Connecticut Casino Part of Inspector General’s Probe of Ryan Zinke

Ryan Zinke Ethics Probe - Ryan Zinke Mohegan Sun Foxwoods

A judge ruled Ryan Zinke did not have to approve the East Windsor casino, but the Interior Secretary declined to offer any judgment.

U.S. Secretary of the Interior Ryan Zinke is the subject of a creferral by his department’s Inspector General (IG) to the US Justice Department’s IG, which could become a criminal probe if the Justice Department IG finds misconduct. Part of that referral includes Zinke’s handling of the East Windsor tribal casino near Hartford, Connecticut.

The casino is a joint venture of the Mohegan Tribe and Mashantucket Pequot Tribe, who respectively own Connecticut’s huge casino-resorts, Mohegan Sun and Foxwoods Casino. To keep Hartford-area gamblers from driving out of state to the MGM Springfield casino, the state’s legislature gave the two tribes the right to build a casino in East Windsor.

The tribes needed permission of the Interior Department’s Bureau of Indian Affairs to proceed with construction. Ryan Zinke’s office slow-played the tribes’ request for a decision for almost a year. When his department answered, the tribes were turned down.

The Mohegan and Mashantucket Pequot tribes cried foul, claiming Zinke was improperly influenced by lobbyists from MGM Resorts. Now it appears that the Interior Department’s Inspector General agrees with the tribes. Worse, the IG’s office is looking into whether Nevada’s two senators, Sen. Dean Heller (R) and Sen. Catherine Cortez Masto (D), may have improperly influenced Zinke on behalf of MGM Springfield.

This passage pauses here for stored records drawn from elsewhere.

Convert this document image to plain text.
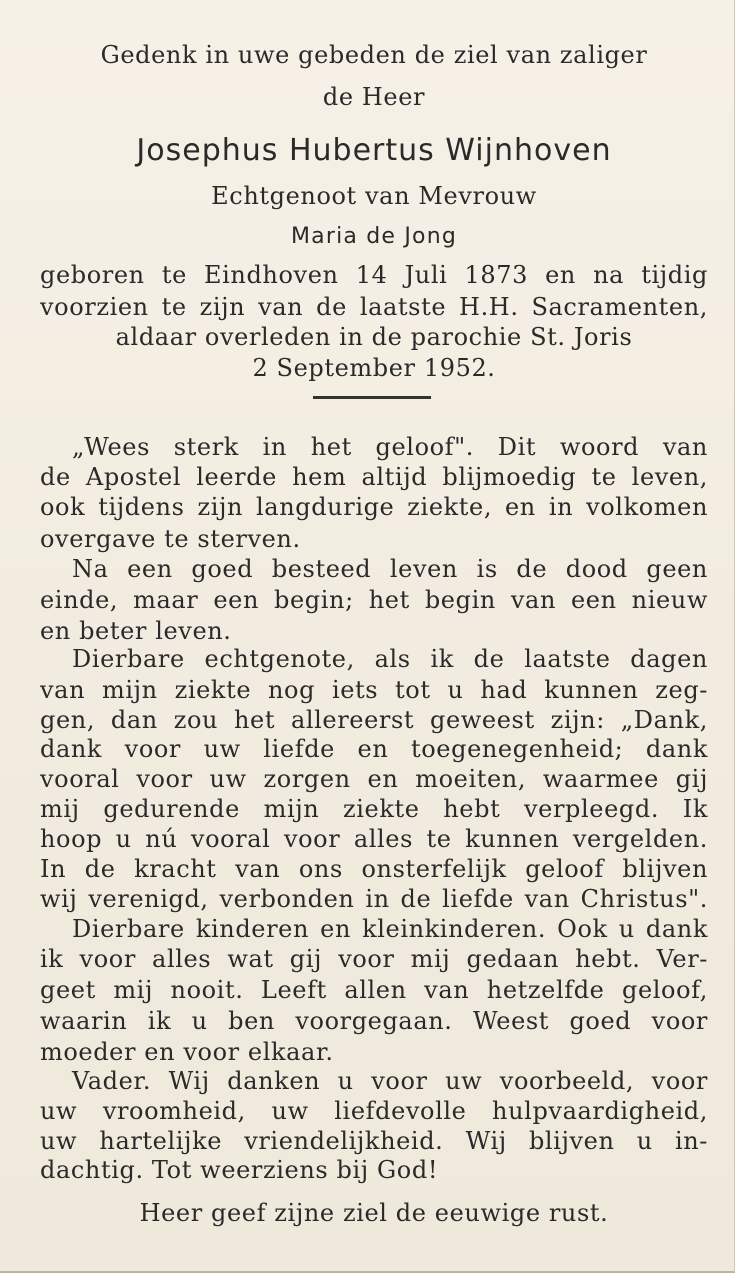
Gedenk in uwe gebeden de ziel van zaliger
de Heer
Josephus Hubertus Wijnhoven
Echtgenoot van Mevrouw
Maria de Jong
geboren te Eindhoven 14 Juli 1873 en na tijdig
voorzien te zijn van de laatste H.H. Sacramenten,
aldaar overleden in de parochie St. Joris
2 September 1952.
„Wees sterk in het geloof". Dit woord van
de Apostel leerde hem altijd blijmoedig te leven,
ook tijdens zijn langdurige ziekte, en in volkomen
overgave te sterven.
Na een goed besteed leven is de dood geen
einde, maar een begin; het begin van een nieuw
en beter leven.
Dierbare echtgenote, als ik de laatste dagen
van mijn ziekte nog iets tot u had kunnen zeg-
gen, dan zou het allereerst geweest zijn: „Dank,
dank voor uw liefde en toegenegenheid; dank
vooral voor uw zorgen en moeiten, waarmee gij
mij gedurende mijn ziekte hebt verpleegd. Ik
hoop u nú vooral voor alles te kunnen vergelden.
In de kracht van ons onsterfelijk geloof blijven
wij verenigd, verbonden in de liefde van Christus".
Dierbare kinderen en kleinkinderen. Ook u dank
ik voor alles wat gij voor mij gedaan hebt. Ver-
geet mij nooit. Leeft allen van hetzelfde geloof,
waarin ik u ben voorgegaan. Weest goed voor
moeder en voor elkaar.
Vader. Wij danken u voor uw voorbeeld, voor
uw vroomheid, uw liefdevolle hulpvaardigheid,
uw hartelijke vriendelijkheid. Wij blijven u in-
dachtig. Tot weerziens bij God!
Heer geef zijne ziel de eeuwige rust.
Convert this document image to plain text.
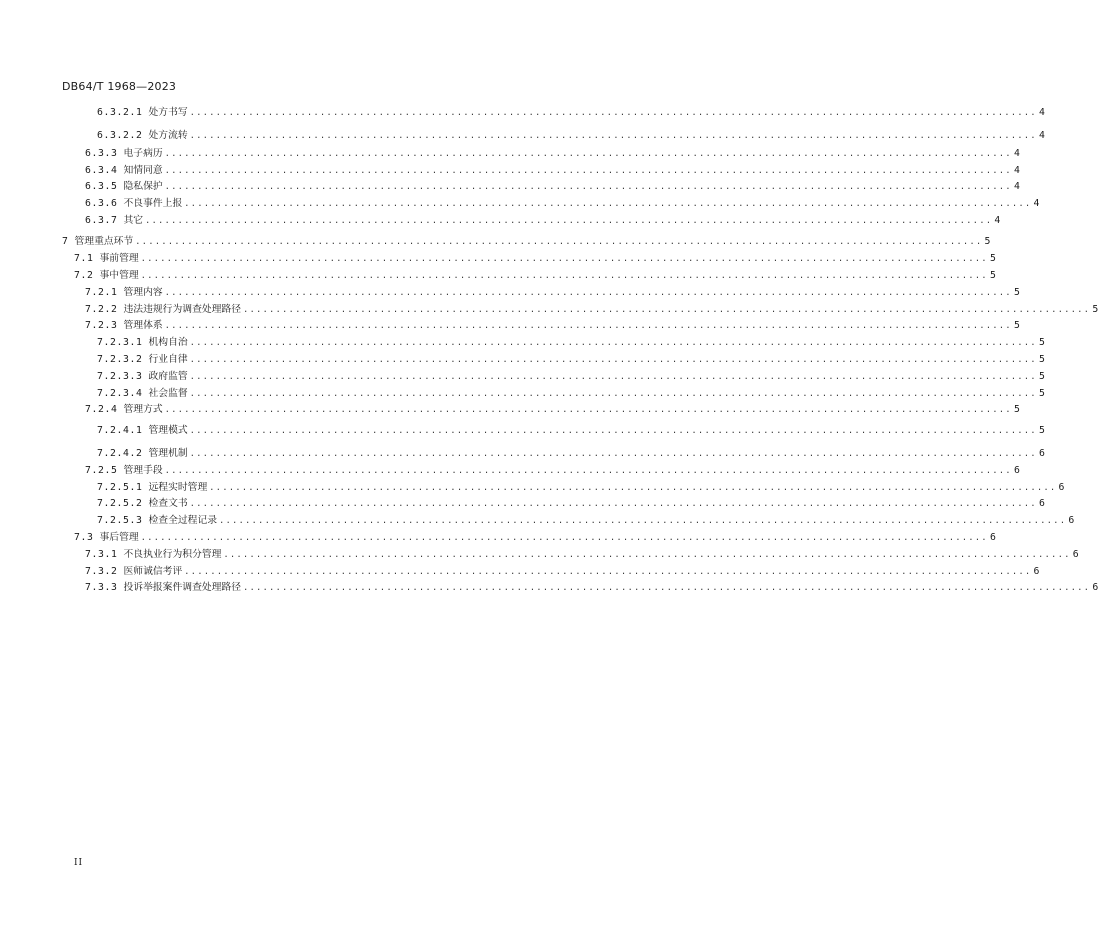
DB64/T 1968—2023
6.3.2.1 处方书写 .................................................................................................................................. 4
6.3.2.2 处方流转 .................................................................................................................................. 4
6.3.3 电子病历 .................................................................................................................................. 4
6.3.4 知情同意 .................................................................................................................................. 4
6.3.5 隐私保护 .................................................................................................................................. 4
6.3.6 不良事件上报 .................................................................................................................................. 4
6.3.7 其它 .................................................................................................................................. 4
7 管理重点环节 .................................................................................................................................. 5
7.1 事前管理 .................................................................................................................................. 5
7.2 事中管理 .................................................................................................................................. 5
7.2.1 管理内容 .................................................................................................................................. 5
7.2.2 违法违规行为调查处理路径 .................................................................................................................................. 5
7.2.3 管理体系 .................................................................................................................................. 5
7.2.3.1 机构自治 .................................................................................................................................. 5
7.2.3.2 行业自律 .................................................................................................................................. 5
7.2.3.3 政府监管 .................................................................................................................................. 5
7.2.3.4 社会监督 .................................................................................................................................. 5
7.2.4 管理方式 .................................................................................................................................. 5
7.2.4.1 管理模式 .................................................................................................................................. 5
7.2.4.2 管理机制 .................................................................................................................................. 6
7.2.5 管理手段 .................................................................................................................................. 6
7.2.5.1 远程实时管理 .................................................................................................................................. 6
7.2.5.2 检查文书 .................................................................................................................................. 6
7.2.5.3 检查全过程记录 .................................................................................................................................. 6
7.3 事后管理 .................................................................................................................................. 6
7.3.1 不良执业行为积分管理 .................................................................................................................................. 6
7.3.2 医师诚信考评 .................................................................................................................................. 6
7.3.3 投诉举报案件调查处理路径 .................................................................................................................................. 6
II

Ethics Probe into Ryan Zinke

The IG referral to the US Department of Justice is the latest in a deepening ethics probe into Ryan Zinke’s conduct since he came to Washington. The former US Navy Seal represented the state of Montana before he was picked by President Donald Trump to run the Interior Department.

Ryan Zinke has been aggressive in trying to tamp down on investigations in his term of office. The Inspector General of the Interior Department has launched 3 separate probes of Zinke for unethical conduct, but this third investigation seems to concern Zinke the most. According to some reports, he tried to shut down the investigation.

Said to be a favorite of fellow hunter Donald Trump Jr., Ryan Zinke’s term in office has been controversial. The US Interior Department has a wide portfolio of duties, including oversight of national parks and other public lands. Zinke has discussed making public lands available to natural gas and oil interests, which drew criticism from progressives.

Zinke’s Travel Expenses

The first ethics investigation had to do with Zinke’s exorbitant travel expenses, including an attempt to have his wife declared an employee of the Interior Department so she could travel at taxpayers’ expense. A suspicious land deal back in Montana is also under scrutiny.

The decision over the East Windsor casino is a complicated one. The Connecticut tribes sued, but a federal judge ruled earlier this year that Zinke is under no obligation accept revision’s to the state’s gaming compact with the tribes. The 1988 Indian Gambling Regulatory Act calls for a 90-day decision process, but does not assure approval when the decision comes.

Ryan Zinke and Jeff Sessions

Native American tribal interests across the United States complain that the Trump administration is hostile to their interests. The two officials most-associated with those complained are Ryan Zinke and US Attorney General Jeff Sessions.

Sessions’ Justice Department threatened to charge the Pojoacque Pueblo tribe in New Mexico with crimes in its ongoing gaming compact dispute with the state of New Mexico. Such pressure is likely to force the tribe to accede to demands by Gov. Susana Martinez that seem to violate the 1988 Indian Gaming Regulatory Act.

Wampanoag Tribe Complaint

Meanwhile in Massachusetts, the Wampanoag Tribe’s plans for the First Light Casino in Taunton were rejected by Ryan Zinke’s office. The Wampanoag’s claim appeared to be on shakier ground, because the lands on which the casino was to be built were not recognized by the US government by 1934 — an important cutoff date for tribal casinos.

Such complaints hardly register with Ryan Zinke in comparison to his other controversies. The cabinet member faces a serious investigation which might include criminal charges. It is the kind of ethics scandal which caused EPA chief Scott Pruitt to resign earlier this year. In such cases, officials who resign tend to escape a possible criminal investigation.

Zinke long has been rumored to be on the way out of the Trump administration. It is not uncommon to see officials leave after an election cycle, so a variety of prominent White House staffers and cabinet members could leave after the 2018 midterm elections.